Mas jamais extinguireis o pensamento
Do sábio das plantas medicinais.
E antes que me cortem a língua
Por blasfémia ou injúria
Perguntarei nesta viagem do tempo:
Clérigos inquisidores, que fazeis vós?
Talvez sofrais de amnésia colectiva?
Não aprenderam nada com Jesus?
Obliteraram o amor da missão divina?
O perdão e a compaixão perderam-se?
Ciência e Religião
Desde sempre adversárias,
Quando não inimigas,
Talvez um dia
Bem longe dos tempos actuais
Parceiras...




Imagem nº 1 - Potencial retrato de Garcia de Orta (1501-1568)

Poema nº 351 - O Mar-Cemitério


O Mar-Cemitério 
(Soneto da autoria de Laurentino Piçarra)

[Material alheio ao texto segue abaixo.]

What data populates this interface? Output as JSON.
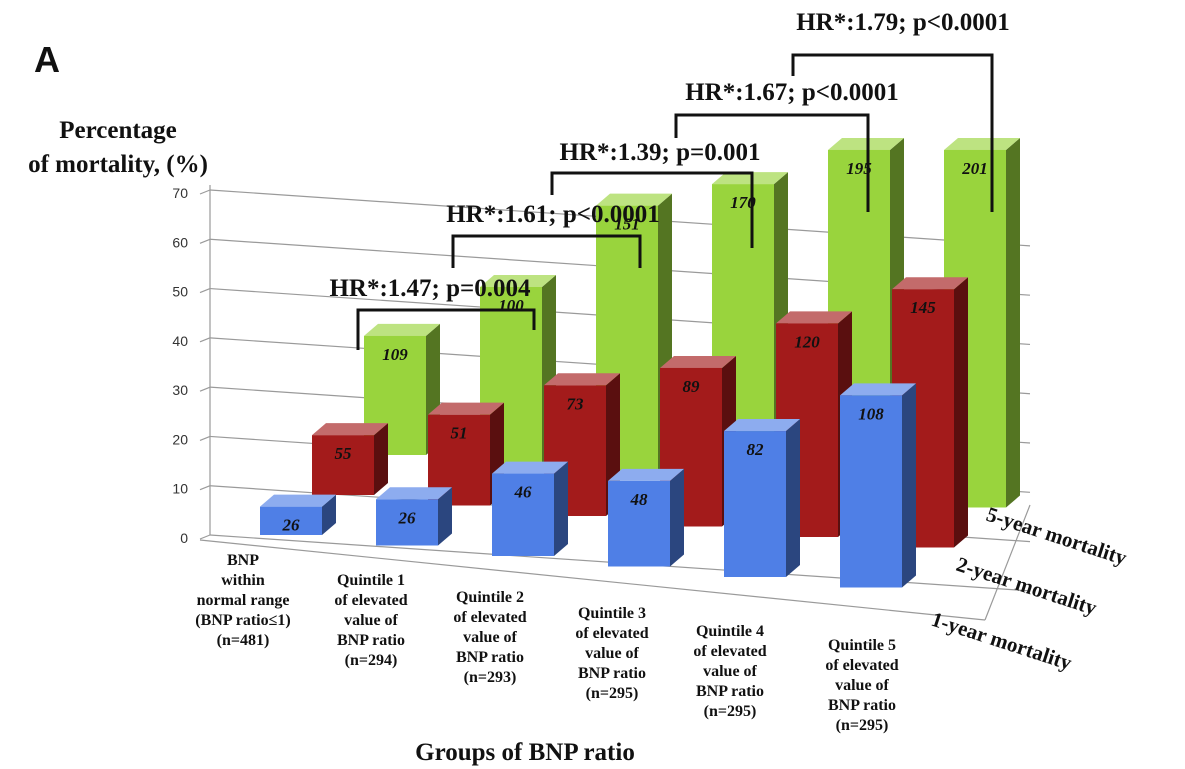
{
  "panel_letter": "A",
  "chart_data": {
    "type": "bar",
    "title": "",
    "ylabel_lines": [
      "Percentage",
      "of mortality, (%)"
    ],
    "xlabel": "Groups of BNP ratio",
    "ylim": [
      0,
      70
    ],
    "yticks": [
      0,
      10,
      20,
      30,
      40,
      50,
      60,
      70
    ],
    "grid": true,
    "categories": [
      [
        "BNP",
        "within",
        "normal range",
        "(BNP ratio≤1)",
        "(n=481)"
      ],
      [
        "Quintile 1",
        "of elevated",
        "value of",
        "BNP ratio",
        "(n=294)"
      ],
      [
        "Quintile 2",
        "of elevated",
        "value of",
        "BNP ratio",
        "(n=293)"
      ],
      [
        "Quintile 3",
        "of elevated",
        "value of",
        "BNP ratio",
        "(n=295)"
      ],
      [
        "Quintile 4",
        "of elevated",
        "value of",
        "BNP ratio",
        "(n=295)"
      ],
      [
        "Quintile 5",
        "of elevated",
        "value of",
        "BNP ratio",
        "(n=295)"
      ]
    ],
    "series": [
      {
        "name": "1-year mortality",
        "color": "#4f7fe6",
        "values": [
          5.4,
          8.8,
          15.7,
          16.3,
          27.8,
          36.6
        ],
        "labels": [
          "26",
          "26",
          "46",
          "48",
          "82",
          "108"
        ]
      },
      {
        "name": "2-year mortality",
        "color": "#a31b1b",
        "values": [
          11.4,
          17.3,
          24.9,
          30.2,
          40.7,
          49.2
        ],
        "labels": [
          "55",
          "51",
          "73",
          "89",
          "120",
          "145"
        ]
      },
      {
        "name": "5-year mortality",
        "color": "#99d43d",
        "values": [
          22.7,
          34.0,
          51.5,
          57.6,
          66.1,
          68.1
        ],
        "labels": [
          "109",
          "100",
          "151",
          "170",
          "195",
          "201"
        ]
      }
    ],
    "annotations": [
      {
        "text": "HR*:1.47; p=0.004",
        "from": 0,
        "to": 1
      },
      {
        "text": "HR*:1.61; p<0.0001",
        "from": 1,
        "to": 2
      },
      {
        "text": "HR*:1.39; p=0.001",
        "from": 2,
        "to": 3
      },
      {
        "text": "HR*:1.67; p<0.0001",
        "from": 3,
        "to": 4
      },
      {
        "text": "HR*:1.79; p<0.0001",
        "from": 4,
        "to": 5
      }
    ]
  }
}
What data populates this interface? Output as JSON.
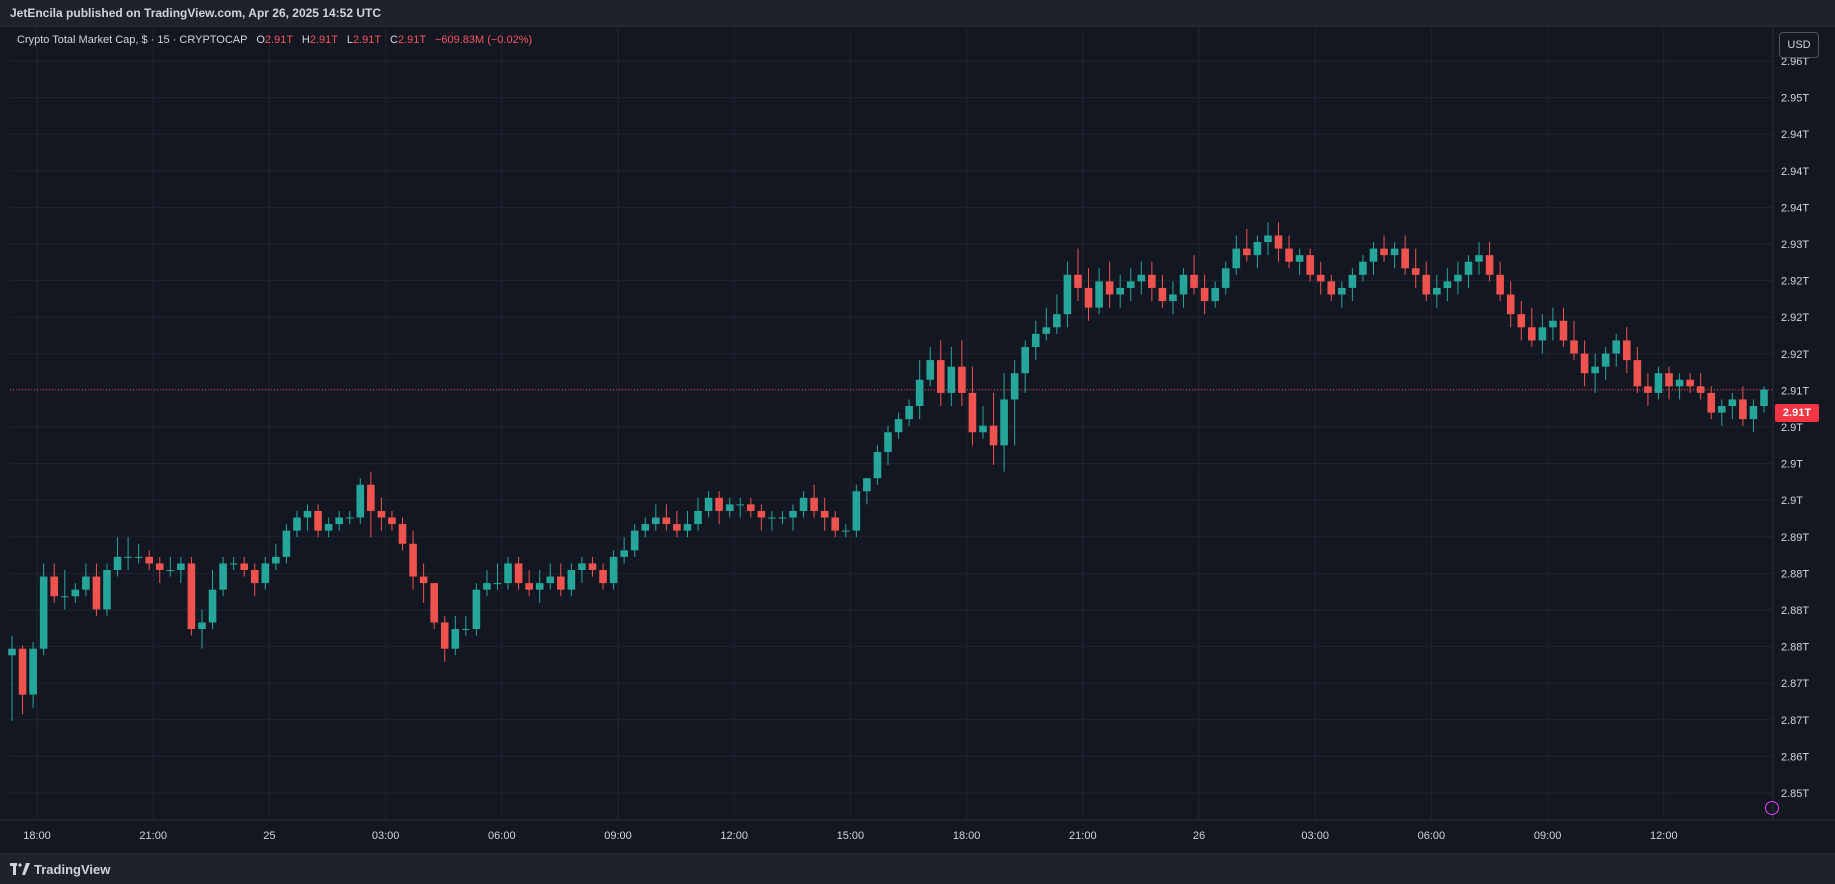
{
  "header": {
    "published_text": "JetEncila published on TradingView.com, Apr 26, 2025 14:52 UTC"
  },
  "legend": {
    "symbol": "Crypto Total Market Cap, $ · 15 · CRYPTOCAP",
    "o_label": "O",
    "o_value": "2.91T",
    "h_label": "H",
    "h_value": "2.91T",
    "l_label": "L",
    "l_value": "2.91T",
    "c_label": "C",
    "c_value": "2.91T",
    "change": "−609.83M (−0.02%)"
  },
  "currency": "USD",
  "last_price_label": "2.91T",
  "footer": {
    "brand": "TradingView"
  },
  "colors": {
    "up": "#26a69a",
    "down": "#ef5350",
    "background": "#131722",
    "grid": "#1f2430",
    "axis_text": "#d1d4dc",
    "last_price_line": "#f23645"
  },
  "chart_data": {
    "type": "candlestick",
    "symbol": "CRYPTOCAP:TOTAL",
    "interval": "15",
    "x_ticks": [
      "18:00",
      "21:00",
      "25",
      "03:00",
      "06:00",
      "09:00",
      "12:00",
      "15:00",
      "18:00",
      "21:00",
      "26",
      "03:00",
      "06:00",
      "09:00",
      "12:00"
    ],
    "y_ticks": [
      "2.96T",
      "2.95T",
      "2.94T",
      "2.94T",
      "2.94T",
      "2.93T",
      "2.92T",
      "2.92T",
      "2.92T",
      "2.91T",
      "2.9T",
      "2.9T",
      "2.9T",
      "2.89T",
      "2.88T",
      "2.88T",
      "2.88T",
      "2.87T",
      "2.87T",
      "2.86T",
      "2.85T"
    ],
    "y_units": "T",
    "last_price": 2.9105,
    "price_range": [
      2.849,
      2.9606
    ],
    "grid": true,
    "candles": [
      [
        2.87,
        2.873,
        2.86,
        2.871
      ],
      [
        2.871,
        2.8715,
        2.861,
        2.864
      ],
      [
        2.864,
        2.872,
        2.862,
        2.871
      ],
      [
        2.871,
        2.884,
        2.87,
        2.882
      ],
      [
        2.882,
        2.884,
        2.878,
        2.879
      ],
      [
        2.879,
        2.883,
        2.877,
        2.879
      ],
      [
        2.879,
        2.881,
        2.878,
        2.88
      ],
      [
        2.88,
        2.884,
        2.879,
        2.882
      ],
      [
        2.882,
        2.884,
        2.876,
        2.877
      ],
      [
        2.877,
        2.884,
        2.876,
        2.883
      ],
      [
        2.883,
        2.888,
        2.882,
        2.885
      ],
      [
        2.885,
        2.888,
        2.883,
        2.885
      ],
      [
        2.885,
        2.887,
        2.884,
        2.885
      ],
      [
        2.885,
        2.886,
        2.883,
        2.884
      ],
      [
        2.884,
        2.885,
        2.881,
        2.883
      ],
      [
        2.883,
        2.885,
        2.882,
        2.883
      ],
      [
        2.883,
        2.885,
        2.881,
        2.884
      ],
      [
        2.884,
        2.885,
        2.873,
        2.874
      ],
      [
        2.874,
        2.877,
        2.871,
        2.875
      ],
      [
        2.875,
        2.883,
        2.874,
        2.88
      ],
      [
        2.88,
        2.885,
        2.879,
        2.884
      ],
      [
        2.884,
        2.885,
        2.883,
        2.884
      ],
      [
        2.884,
        2.885,
        2.882,
        2.883
      ],
      [
        2.883,
        2.884,
        2.879,
        2.881
      ],
      [
        2.881,
        2.885,
        2.88,
        2.884
      ],
      [
        2.884,
        2.887,
        2.883,
        2.885
      ],
      [
        2.885,
        2.89,
        2.884,
        2.889
      ],
      [
        2.889,
        2.892,
        2.888,
        2.891
      ],
      [
        2.891,
        2.893,
        2.889,
        2.892
      ],
      [
        2.892,
        2.893,
        2.888,
        2.889
      ],
      [
        2.889,
        2.891,
        2.888,
        2.89
      ],
      [
        2.89,
        2.892,
        2.889,
        2.891
      ],
      [
        2.891,
        2.892,
        2.89,
        2.891
      ],
      [
        2.891,
        2.897,
        2.89,
        2.896
      ],
      [
        2.896,
        2.898,
        2.888,
        2.892
      ],
      [
        2.892,
        2.894,
        2.889,
        2.891
      ],
      [
        2.891,
        2.892,
        2.889,
        2.89
      ],
      [
        2.89,
        2.891,
        2.886,
        2.887
      ],
      [
        2.887,
        2.889,
        2.88,
        2.882
      ],
      [
        2.882,
        2.884,
        2.878,
        2.881
      ],
      [
        2.881,
        2.881,
        2.874,
        2.875
      ],
      [
        2.875,
        2.876,
        2.869,
        2.871
      ],
      [
        2.871,
        2.876,
        2.87,
        2.874
      ],
      [
        2.874,
        2.876,
        2.873,
        2.874
      ],
      [
        2.874,
        2.881,
        2.873,
        2.88
      ],
      [
        2.88,
        2.883,
        2.879,
        2.881
      ],
      [
        2.881,
        2.884,
        2.88,
        2.881
      ],
      [
        2.881,
        2.885,
        2.88,
        2.884
      ],
      [
        2.884,
        2.885,
        2.88,
        2.881
      ],
      [
        2.881,
        2.883,
        2.879,
        2.88
      ],
      [
        2.88,
        2.883,
        2.878,
        2.881
      ],
      [
        2.881,
        2.884,
        2.88,
        2.882
      ],
      [
        2.882,
        2.884,
        2.879,
        2.88
      ],
      [
        2.88,
        2.884,
        2.879,
        2.883
      ],
      [
        2.883,
        2.885,
        2.881,
        2.884
      ],
      [
        2.884,
        2.885,
        2.882,
        2.883
      ],
      [
        2.883,
        2.884,
        2.88,
        2.881
      ],
      [
        2.881,
        2.886,
        2.88,
        2.885
      ],
      [
        2.885,
        2.888,
        2.884,
        2.886
      ],
      [
        2.886,
        2.89,
        2.885,
        2.889
      ],
      [
        2.889,
        2.891,
        2.888,
        2.89
      ],
      [
        2.89,
        2.893,
        2.889,
        2.891
      ],
      [
        2.891,
        2.893,
        2.889,
        2.89
      ],
      [
        2.89,
        2.892,
        2.888,
        2.889
      ],
      [
        2.889,
        2.892,
        2.888,
        2.89
      ],
      [
        2.89,
        2.894,
        2.889,
        2.892
      ],
      [
        2.892,
        2.895,
        2.891,
        2.894
      ],
      [
        2.894,
        2.895,
        2.89,
        2.892
      ],
      [
        2.892,
        2.894,
        2.891,
        2.893
      ],
      [
        2.893,
        2.894,
        2.891,
        2.893
      ],
      [
        2.893,
        2.894,
        2.891,
        2.892
      ],
      [
        2.892,
        2.893,
        2.889,
        2.891
      ],
      [
        2.891,
        2.892,
        2.889,
        2.891
      ],
      [
        2.891,
        2.892,
        2.89,
        2.891
      ],
      [
        2.891,
        2.893,
        2.889,
        2.892
      ],
      [
        2.892,
        2.895,
        2.891,
        2.894
      ],
      [
        2.894,
        2.896,
        2.891,
        2.892
      ],
      [
        2.892,
        2.894,
        2.889,
        2.891
      ],
      [
        2.891,
        2.892,
        2.888,
        2.889
      ],
      [
        2.889,
        2.89,
        2.888,
        2.889
      ],
      [
        2.889,
        2.896,
        2.888,
        2.895
      ],
      [
        2.895,
        2.897,
        2.893,
        2.897
      ],
      [
        2.897,
        2.902,
        2.896,
        2.901
      ],
      [
        2.901,
        2.905,
        2.899,
        2.904
      ],
      [
        2.904,
        2.907,
        2.903,
        2.906
      ],
      [
        2.906,
        2.909,
        2.905,
        2.908
      ],
      [
        2.908,
        2.915,
        2.906,
        2.912
      ],
      [
        2.912,
        2.917,
        2.911,
        2.915
      ],
      [
        2.915,
        2.918,
        2.908,
        2.91
      ],
      [
        2.91,
        2.917,
        2.908,
        2.914
      ],
      [
        2.914,
        2.918,
        2.908,
        2.91
      ],
      [
        2.91,
        2.914,
        2.902,
        2.904
      ],
      [
        2.904,
        2.908,
        2.903,
        2.905
      ],
      [
        2.905,
        2.91,
        2.899,
        2.902
      ],
      [
        2.902,
        2.913,
        2.898,
        2.909
      ],
      [
        2.909,
        2.915,
        2.902,
        2.913
      ],
      [
        2.913,
        2.918,
        2.91,
        2.917
      ],
      [
        2.917,
        2.921,
        2.915,
        2.919
      ],
      [
        2.919,
        2.923,
        2.918,
        2.92
      ],
      [
        2.92,
        2.925,
        2.919,
        2.922
      ],
      [
        2.922,
        2.93,
        2.92,
        2.928
      ],
      [
        2.928,
        2.932,
        2.924,
        2.926
      ],
      [
        2.926,
        2.929,
        2.921,
        2.923
      ],
      [
        2.923,
        2.929,
        2.922,
        2.927
      ],
      [
        2.927,
        2.93,
        2.923,
        2.925
      ],
      [
        2.925,
        2.928,
        2.923,
        2.926
      ],
      [
        2.926,
        2.929,
        2.924,
        2.927
      ],
      [
        2.927,
        2.93,
        2.925,
        2.928
      ],
      [
        2.928,
        2.93,
        2.924,
        2.926
      ],
      [
        2.926,
        2.928,
        2.923,
        2.924
      ],
      [
        2.924,
        2.927,
        2.922,
        2.925
      ],
      [
        2.925,
        2.929,
        2.923,
        2.928
      ],
      [
        2.928,
        2.931,
        2.925,
        2.926
      ],
      [
        2.926,
        2.928,
        2.922,
        2.924
      ],
      [
        2.924,
        2.927,
        2.923,
        2.926
      ],
      [
        2.926,
        2.93,
        2.925,
        2.929
      ],
      [
        2.929,
        2.934,
        2.928,
        2.932
      ],
      [
        2.932,
        2.935,
        2.93,
        2.931
      ],
      [
        2.931,
        2.934,
        2.929,
        2.933
      ],
      [
        2.933,
        2.936,
        2.931,
        2.934
      ],
      [
        2.934,
        2.936,
        2.93,
        2.932
      ],
      [
        2.932,
        2.934,
        2.929,
        2.93
      ],
      [
        2.93,
        2.932,
        2.928,
        2.931
      ],
      [
        2.931,
        2.932,
        2.927,
        2.928
      ],
      [
        2.928,
        2.93,
        2.925,
        2.927
      ],
      [
        2.927,
        2.928,
        2.924,
        2.925
      ],
      [
        2.925,
        2.927,
        2.923,
        2.926
      ],
      [
        2.926,
        2.929,
        2.924,
        2.928
      ],
      [
        2.928,
        2.931,
        2.927,
        2.93
      ],
      [
        2.93,
        2.933,
        2.928,
        2.932
      ],
      [
        2.932,
        2.934,
        2.93,
        2.931
      ],
      [
        2.931,
        2.933,
        2.929,
        2.932
      ],
      [
        2.932,
        2.934,
        2.928,
        2.929
      ],
      [
        2.929,
        2.932,
        2.926,
        2.928
      ],
      [
        2.928,
        2.93,
        2.924,
        2.925
      ],
      [
        2.925,
        2.928,
        2.923,
        2.926
      ],
      [
        2.926,
        2.929,
        2.924,
        2.927
      ],
      [
        2.927,
        2.93,
        2.925,
        2.928
      ],
      [
        2.928,
        2.931,
        2.926,
        2.93
      ],
      [
        2.93,
        2.933,
        2.928,
        2.931
      ],
      [
        2.931,
        2.933,
        2.927,
        2.928
      ],
      [
        2.928,
        2.93,
        2.924,
        2.925
      ],
      [
        2.925,
        2.927,
        2.92,
        2.922
      ],
      [
        2.922,
        2.924,
        2.918,
        2.92
      ],
      [
        2.92,
        2.923,
        2.917,
        2.918
      ],
      [
        2.918,
        2.922,
        2.916,
        2.92
      ],
      [
        2.92,
        2.923,
        2.918,
        2.921
      ],
      [
        2.921,
        2.923,
        2.917,
        2.918
      ],
      [
        2.918,
        2.921,
        2.915,
        2.916
      ],
      [
        2.916,
        2.918,
        2.911,
        2.913
      ],
      [
        2.913,
        2.916,
        2.91,
        2.914
      ],
      [
        2.914,
        2.917,
        2.912,
        2.916
      ],
      [
        2.916,
        2.919,
        2.914,
        2.918
      ],
      [
        2.918,
        2.92,
        2.913,
        2.915
      ],
      [
        2.915,
        2.917,
        2.91,
        2.911
      ],
      [
        2.911,
        2.913,
        2.908,
        2.91
      ],
      [
        2.91,
        2.914,
        2.909,
        2.913
      ],
      [
        2.913,
        2.914,
        2.909,
        2.911
      ],
      [
        2.911,
        2.913,
        2.909,
        2.912
      ],
      [
        2.912,
        2.913,
        2.91,
        2.911
      ],
      [
        2.911,
        2.913,
        2.909,
        2.91
      ],
      [
        2.91,
        2.911,
        2.906,
        2.907
      ],
      [
        2.907,
        2.909,
        2.905,
        2.908
      ],
      [
        2.908,
        2.91,
        2.906,
        2.909
      ],
      [
        2.909,
        2.911,
        2.905,
        2.906
      ],
      [
        2.906,
        2.909,
        2.904,
        2.908
      ],
      [
        2.908,
        2.911,
        2.907,
        2.9105
      ]
    ]
  }
}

Migram nuvens, migram humanos
Guerras fratricidas trucidam povos
Máquinas de morte impõem tiranos
E o silêncio é o segredo dos corvos.

Muitos fogem ao presente abalroado
Aventuram-se nos mares incertos
Deixam para trás o horror despertado
Mas os seus sonhos continuam desertos.

O mundo continua de olhos vendados
Os políticos proferem discursos utópicos
A hipocrisia aceita o afogar dos desesperados.

Almas que sucumbem às ondas implacáveis
Que são vítimas da falsa solidariedade,
Um cemitério de lágrimas imensuráveis!







Nota Adicional: Poema que visa denunciar a falta de humanidade e a hipocrisia dos líderes ocidentais face ao drama vivido pelos refugiados no Mediterrâneo.